We will explain the loading process of a Type I SCD by example. We will load the region dimension, which contains geographical information—cities and countries. The source of our dimension will be the cities and countries tables, and the dimension table to be loaded is lk_regions.
We load Type I SCDs with the Combination lookup/update step. Before loading the dimension, it's a good idea to take a look at the definition of the table so that we can identify the different kinds of fields needed to configure the Combination lookup/update step properly:
CREATE TABLE LK_REGIONS (
id INT(4) NOT NULL,
city CHAR(30) DEFAULT 'N/A' NOT NULL,
country CHAR(30) DEFAULT 'N/A' NOT NULL,
region CHAR(30) DEFAULT 'N/A' NOT NULL,
id_js INT(4) NOT NULL,
lastupdate DATE,
PRIMARY KEY (id)
);
Among the fields, we have the surrogate key (id), the business key (id_js), and the fields for the different attributes: city, country, and region. We also have a field named lastupdate, not mandatory as we will shortly see.
This is how we proceed. First of all, we have to gather the region information from the source:
- Launch Spoon and create a new Transformation.
- Drag a Table input step to the work area and double-click on it.
- As Connection, select js.
- In the SQL area, type the following query and click on the OK button:
SELECT ci.city_id, city_name, country_name FROM cities ci, countries co WHERE ci.cou_id = co.cou_id
Now that you have all the data to populate the dimension, do the following:
- After the Table input step, add a Combination lookup/update step. You will find it in the Data Warehouse category of steps.
- Double-click on the step; as Connection, select dw. As Target table, browse and select lk_regions or simply type it.
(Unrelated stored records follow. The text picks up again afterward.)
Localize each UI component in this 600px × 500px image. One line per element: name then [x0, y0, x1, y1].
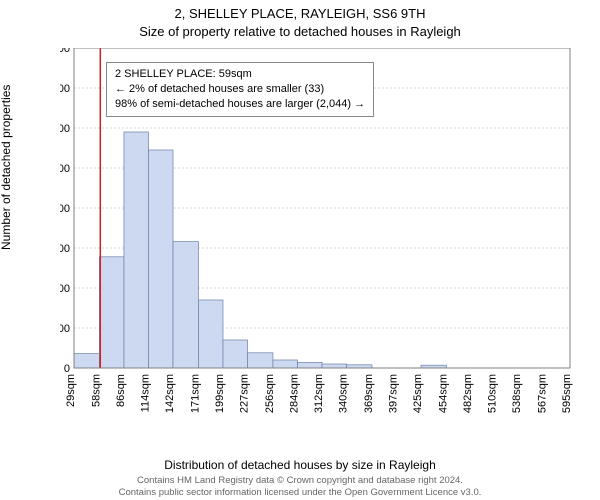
- x-tick-label: 29sqm: [65, 374, 77, 407]
- x-tick-label: 227sqm: [239, 374, 251, 413]
- annotation-line-1: 2 SHELLEY PLACE: 59sqm: [115, 67, 365, 82]
- x-tick-label: 284sqm: [288, 374, 300, 413]
- x-tick-label: 58sqm: [90, 374, 102, 407]
- histogram-bar: [74, 354, 99, 368]
- chart-title-main: 2, SHELLEY PLACE, RAYLEIGH, SS6 9TH: [0, 6, 600, 21]
- histogram-bar: [148, 150, 173, 368]
- x-tick-label: 425sqm: [412, 374, 424, 413]
- y-tick-label: 0: [64, 363, 70, 375]
- histogram-bar: [297, 362, 322, 368]
- x-axis-label: Distribution of detached houses by size …: [0, 458, 600, 472]
- x-tick-label: 510sqm: [487, 374, 499, 413]
- histogram-bar: [124, 132, 149, 368]
- x-tick-label: 199sqm: [214, 374, 226, 413]
- credit-line-2: Contains public sector information licen…: [119, 487, 482, 498]
- x-tick-label: 256sqm: [264, 374, 276, 413]
- histogram-bar: [223, 340, 248, 368]
- annotation-box: 2 SHELLEY PLACE: 59sqm ← 2% of detached …: [106, 62, 374, 117]
- x-tick-label: 482sqm: [462, 374, 474, 413]
- credit-text: Contains HM Land Registry data © Crown c…: [0, 475, 600, 498]
- y-axis-label: Number of detached properties: [0, 85, 13, 250]
- histogram-bar: [173, 242, 198, 368]
- x-tick-label: 312sqm: [313, 374, 325, 413]
- x-tick-label: 86sqm: [115, 374, 127, 407]
- histogram-bar: [198, 300, 223, 368]
- x-tick-label: 114sqm: [139, 374, 151, 412]
- y-tick-label: 700: [60, 83, 70, 95]
- x-tick-label: 567sqm: [536, 374, 548, 413]
- x-tick-label: 595sqm: [561, 374, 573, 413]
- x-tick-label: 538sqm: [511, 374, 523, 413]
- y-tick-label: 500: [60, 163, 70, 175]
- histogram-bar: [248, 353, 273, 368]
- y-tick-label: 400: [60, 203, 70, 215]
- x-tick-label: 369sqm: [363, 374, 375, 413]
- y-tick-label: 100: [60, 323, 70, 335]
- y-tick-label: 200: [60, 283, 70, 295]
- y-tick-label: 600: [60, 123, 70, 135]
- y-tick-label: 300: [60, 243, 70, 255]
- histogram-bar: [322, 364, 347, 368]
- x-tick-label: 171sqm: [189, 374, 201, 413]
- annotation-line-3: 98% of semi-detached houses are larger (…: [115, 97, 365, 112]
- histogram-bar: [99, 257, 124, 368]
- credit-line-1: Contains HM Land Registry data © Crown c…: [137, 475, 463, 486]
- chart-title-sub: Size of property relative to detached ho…: [0, 24, 600, 39]
- x-tick-label: 142sqm: [164, 374, 176, 413]
- y-tick-label: 800: [60, 48, 70, 55]
- histogram-bar: [273, 360, 298, 368]
- chart-container: 2, SHELLEY PLACE, RAYLEIGH, SS6 9TH Size…: [0, 0, 600, 500]
- x-tick-label: 340sqm: [338, 374, 350, 413]
- x-tick-label: 397sqm: [387, 374, 399, 413]
- x-tick-label: 454sqm: [437, 374, 449, 413]
- annotation-line-2: ← 2% of detached houses are smaller (33): [115, 82, 365, 97]
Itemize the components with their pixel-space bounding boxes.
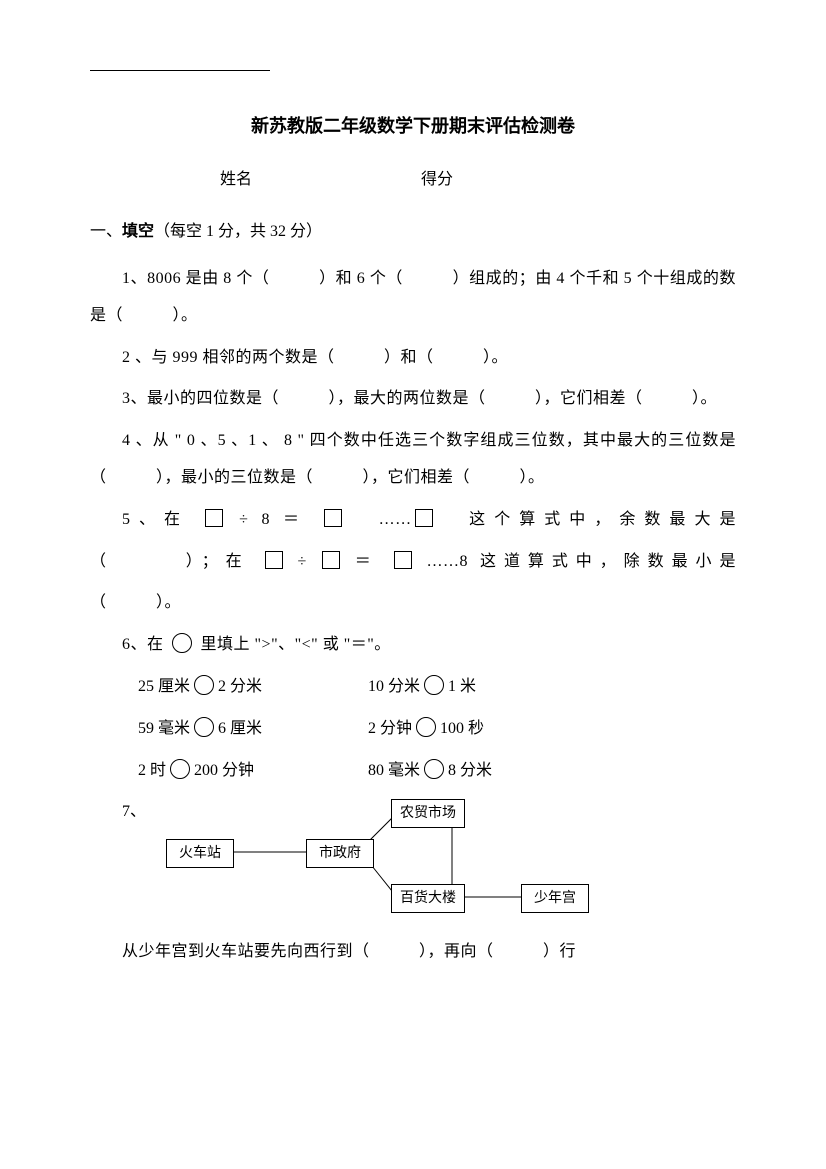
node-city-government: 市政府 [306, 839, 374, 868]
blank-circle-icon [170, 759, 190, 779]
blank-circle-icon [194, 717, 214, 737]
q5-text-7: ＝ [343, 553, 391, 570]
q5-text-6: ÷ [286, 553, 319, 570]
node-train-station: 火车站 [166, 839, 234, 868]
blank-circle-icon [172, 633, 192, 653]
q5-text-4: 这个算式中，余数最大是 [436, 511, 736, 528]
q5-text-5: （ ）；在 [90, 553, 262, 570]
question-1: 1、8006 是由 8 个（ ）和 6 个（ ）组成的；由 4 个千和 5 个十… [90, 261, 736, 335]
comparison-value: 59 毫米 [138, 711, 190, 748]
question-2: 2 、与 999 相邻的两个数是（ ）和（ ）。 [90, 340, 736, 377]
question-7-label: 7、 [122, 794, 146, 831]
blank-box-icon [324, 509, 342, 527]
comparison-value: 6 厘米 [218, 711, 262, 748]
name-label: 姓名 [220, 171, 252, 188]
section-1-prefix: 一、 [90, 223, 122, 240]
comparison-item: 59 毫米 6 厘米 [138, 711, 368, 748]
blank-box-icon [322, 551, 340, 569]
q5-text-8: ……8 这道算式中，除数最小是 [415, 553, 736, 570]
document-title: 新苏教版二年级数学下册期末评估检测卷 [90, 106, 736, 147]
q5-text-3: …… [345, 511, 412, 528]
comparison-value: 100 秒 [440, 711, 484, 748]
question-5-line3: （ ）。 [90, 585, 736, 622]
node-market: 农贸市场 [391, 799, 465, 828]
comparison-item: 2 时 200 分钟 [138, 753, 368, 790]
blank-box-icon [415, 509, 433, 527]
blank-circle-icon [416, 717, 436, 737]
comparison-value: 1 米 [448, 669, 476, 706]
question-4: 4 、从 " 0 、5 、1 、 8 " 四个数中任选三个数字组成三位数，其中最… [90, 423, 736, 497]
question-7-diagram-section: 7、 火车站 市政府 农贸市场 百货大楼 少年宫 [90, 794, 736, 934]
comparison-value: 2 分钟 [368, 711, 412, 748]
page-header-line [90, 70, 270, 71]
question-5-line2: （ ）；在 ÷ ＝ ……8 这道算式中，除数最小是 [90, 544, 736, 581]
comparison-item: 10 分米 1 米 [368, 669, 476, 706]
q5-text-1: 5、在 [122, 511, 202, 528]
comparison-value: 80 毫米 [368, 753, 420, 790]
blank-box-icon [394, 551, 412, 569]
blank-box-icon [265, 551, 283, 569]
question-7-text: 从少年宫到火车站要先向西行到（ ），再向（ ）行 [90, 934, 736, 971]
comparison-row: 59 毫米 6 厘米 2 分钟 100 秒 [90, 711, 736, 748]
question-6-header: 6、在 里填上 ">"、"<" 或 "＝"。 [90, 627, 736, 664]
section-1-title: 填空 [122, 223, 154, 240]
q6-header-post: 里填上 ">"、"<" 或 "＝"。 [196, 636, 391, 653]
score-label: 得分 [421, 171, 453, 188]
comparison-item: 80 毫米 8 分米 [368, 753, 492, 790]
comparison-value: 2 分米 [218, 669, 262, 706]
q5-text-2: ÷ 8 ＝ [226, 511, 321, 528]
q6-header-pre: 6、在 [122, 636, 168, 653]
blank-circle-icon [194, 675, 214, 695]
question-3: 3、最小的四位数是（ ），最大的两位数是（ ），它们相差（ ）。 [90, 381, 736, 418]
comparison-row: 2 时 200 分钟 80 毫米 8 分米 [90, 753, 736, 790]
comparison-item: 25 厘米 2 分米 [138, 669, 368, 706]
question-6-comparisons: 25 厘米 2 分米 10 分米 1 米 59 毫米 6 厘米 2 分钟 100 秒 2 时 20… [90, 669, 736, 789]
section-1-suffix: （每空 1 分，共 32 分） [154, 223, 322, 240]
blank-box-icon [205, 509, 223, 527]
node-mall: 百货大楼 [391, 884, 465, 913]
comparison-value: 25 厘米 [138, 669, 190, 706]
comparison-value: 8 分米 [448, 753, 492, 790]
node-youth-palace: 少年宫 [521, 884, 589, 913]
name-score-row: 姓名 得分 [90, 162, 736, 199]
diagram-container: 火车站 市政府 农贸市场 百货大楼 少年宫 [156, 794, 596, 934]
blank-circle-icon [424, 675, 444, 695]
section-1-header: 一、填空（每空 1 分，共 32 分） [90, 214, 736, 251]
comparison-value: 2 时 [138, 753, 166, 790]
question-5-line1: 5、在 ÷ 8 ＝ …… 这个算式中，余数最大是 [90, 502, 736, 539]
comparison-value: 200 分钟 [194, 753, 254, 790]
comparison-value: 10 分米 [368, 669, 420, 706]
comparison-row: 25 厘米 2 分米 10 分米 1 米 [90, 669, 736, 706]
blank-circle-icon [424, 759, 444, 779]
comparison-item: 2 分钟 100 秒 [368, 711, 484, 748]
Set Commit size to 1.
- Fill the grid, as shown in the following screenshot:
- As Technical key field, type id, and as Date of last update field (optional), type lastupdate.
- Close the window.
- After the Combination lookup/update step, add an Update step and double-click on it.
- As Connection, select js_dw and as Target table, type lk_regions.
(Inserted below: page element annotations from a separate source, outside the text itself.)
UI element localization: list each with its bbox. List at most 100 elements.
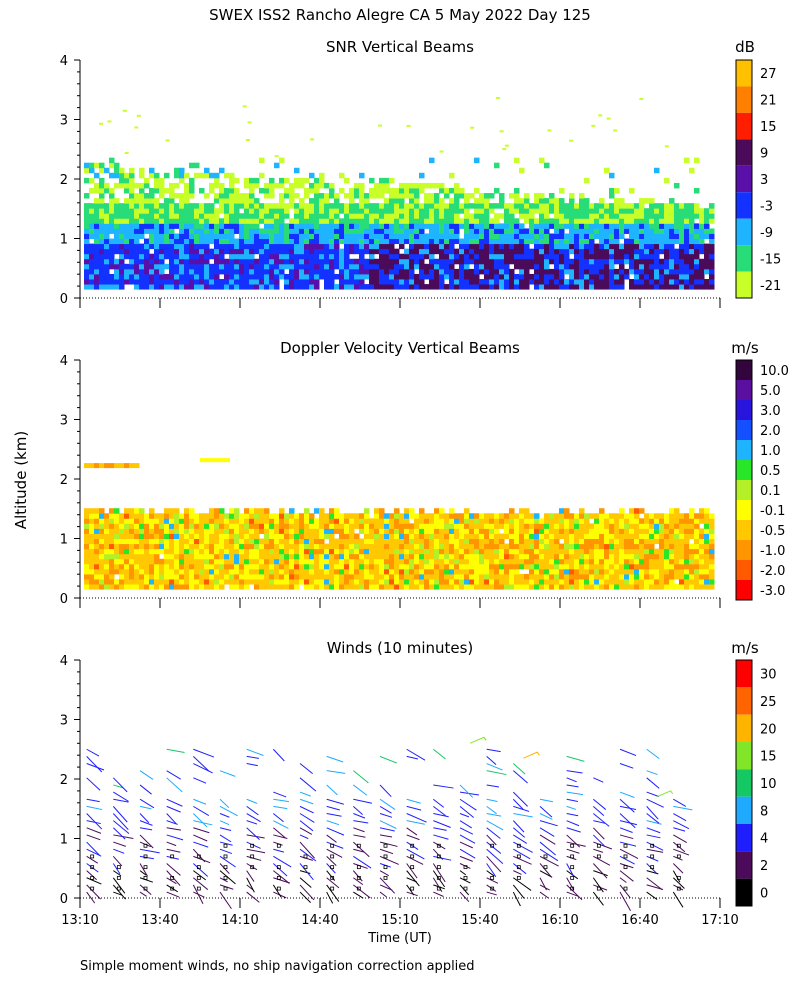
doppler-cell [329, 518, 335, 524]
snr-cell [444, 258, 450, 265]
snr-cell [509, 213, 515, 219]
doppler-cell [504, 553, 510, 560]
snr-cell [109, 187, 115, 194]
snr-cell [564, 208, 570, 214]
doppler-cell [689, 523, 695, 529]
wind-barb [432, 863, 446, 883]
snr-cell [414, 273, 420, 280]
snr-cell [529, 263, 535, 270]
snr-cell [484, 258, 490, 265]
doppler-cell [384, 584, 390, 590]
doppler-cell [624, 533, 630, 539]
doppler-cell [159, 568, 165, 575]
doppler-cell [489, 568, 495, 575]
snr-cell [129, 279, 135, 285]
snr-cell [179, 218, 185, 224]
doppler-cell [459, 553, 465, 560]
doppler-cell [119, 563, 125, 570]
doppler-cell [624, 584, 630, 590]
snr-cell [604, 279, 610, 285]
wind-barb [166, 848, 181, 853]
doppler-cell [464, 513, 470, 519]
snr-cell [544, 268, 550, 275]
doppler-cell [469, 568, 475, 575]
snr-cell [309, 203, 315, 209]
low-altitude-marker [356, 865, 361, 870]
snr-cell [564, 213, 570, 219]
snr-cell [379, 213, 385, 219]
doppler-cell [479, 513, 485, 519]
doppler-cell [164, 579, 170, 585]
doppler-cell [484, 523, 490, 529]
doppler-cell [184, 533, 190, 539]
doppler-cell [559, 518, 565, 524]
snr-cell [569, 213, 575, 219]
snr-cell [309, 187, 315, 194]
snr-cell [359, 238, 365, 245]
wind-barb [113, 834, 134, 839]
doppler-cell [464, 558, 470, 565]
doppler-cell [234, 528, 240, 534]
doppler-cell [324, 528, 330, 534]
snr-cell [304, 213, 310, 219]
snr-cell [264, 279, 270, 285]
doppler-cell [354, 518, 360, 524]
doppler-cell [264, 508, 270, 514]
snr-cell [499, 193, 505, 199]
snr-cell [154, 233, 160, 239]
doppler-cell [139, 513, 145, 519]
snr-cell [114, 268, 120, 275]
wind-barb [406, 863, 418, 879]
snr-cell [274, 243, 280, 250]
doppler-cell [134, 573, 140, 580]
snr-cell [179, 177, 185, 184]
wind-barb [673, 805, 693, 811]
doppler-cell [469, 558, 475, 565]
snr-cell [699, 263, 705, 270]
snr-cell [479, 193, 485, 199]
snr-cell [509, 238, 515, 245]
doppler-cell [379, 523, 385, 529]
doppler-cell [594, 553, 600, 560]
snr-cell [424, 213, 430, 219]
low-altitude-marker [436, 886, 441, 891]
snr-cell [409, 268, 415, 275]
snr-cell [244, 243, 250, 250]
snr-cell [104, 213, 110, 219]
snr-cell [89, 218, 95, 224]
doppler-cell [164, 533, 170, 539]
doppler-cell [559, 558, 565, 565]
wind-barb [86, 827, 102, 834]
doppler-cell [109, 573, 115, 580]
snr-cell [134, 228, 140, 234]
wind-barb [353, 770, 369, 784]
snr-cell [329, 223, 335, 229]
snr-cell [689, 228, 695, 234]
snr-cell [84, 208, 90, 214]
doppler-cell [354, 543, 360, 550]
doppler-cell [159, 533, 165, 539]
snr-cell [664, 243, 670, 250]
snr-cell [259, 172, 265, 179]
snr-cell [704, 258, 710, 265]
colorbar-label: 3.0 [760, 404, 781, 419]
doppler-cell [534, 528, 540, 534]
wind-barb [353, 891, 364, 899]
doppler-cell [689, 563, 695, 570]
snr-cell [639, 268, 645, 275]
wind-barb [299, 863, 314, 881]
snr-cell [549, 279, 555, 285]
snr-cell [474, 279, 480, 285]
doppler-cell [414, 563, 420, 570]
snr-cell [179, 253, 185, 260]
doppler-cell [299, 523, 305, 529]
snr-cell [499, 228, 505, 234]
doppler-cell [624, 553, 630, 560]
wind-barb [326, 834, 337, 843]
snr-cell [634, 268, 640, 275]
snr-cell [164, 243, 170, 250]
doppler-cell [449, 508, 455, 514]
snr-cell [509, 284, 515, 290]
snr-cell [684, 203, 690, 209]
snr-cell [314, 187, 320, 194]
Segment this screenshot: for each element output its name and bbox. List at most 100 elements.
- Fill the upper grid by adding the condition id = id. The id attribute to the left is the table's id, while id to the right is the stream id.
- Fill the lower grid. Add one row with the city and city_name values. Add a second row with the country and country_name values. This will update the table columns city and country with the values city_name and country_name coming in the stream.
- Save the Transformation and run it.
- Explore the js_dw database and preview the lk_regions table. You should see this:
How does this work? The Combination lookup/update (Combination L/U) looks in the dimension table for a record that matches the key fields that you put in the upper grid in the setting window:
- If the combination exists, the step returns the surrogate key of the found record.
- If it doesn't exist, the step generates a new surrogate key and inserts a row with the key fields and the generated surrogate key. In this case, the surrogate key is also added to the output stream.
This behavior implies that the Combination lookup/update step merely inserts the row for each city, whereas the Update step is the one that adds the city and country information.
Note that the dimension table lk_regions has a column named region that you didn't update because you don't have data for this column. The column is filled with a default value set in the DDL definition of the table.
A commit size equal to 1 certainly degrades the performance when loading dimensions of high cardinality. If that's the case, you have an alternative way to load Type I SCD, which is explained in the next section.
Now you may wonder why we update the attributes with a separate step. We do it because they are not part of the key. In our example, if we put the city and country in the Combination lookup/update step, the first time that we run the Transformation, the row would be inserted without problem. If some change is applied to the city or the country fields in the source system, the next time we run the Transformation, PDI would assume that the key changed and would insert a new record for the same city, which would be wrong.
In our sample database, there is another Type I SCD: manufacturers. The process to load this dimension is exactly the same as the one explained for the REGION dimension.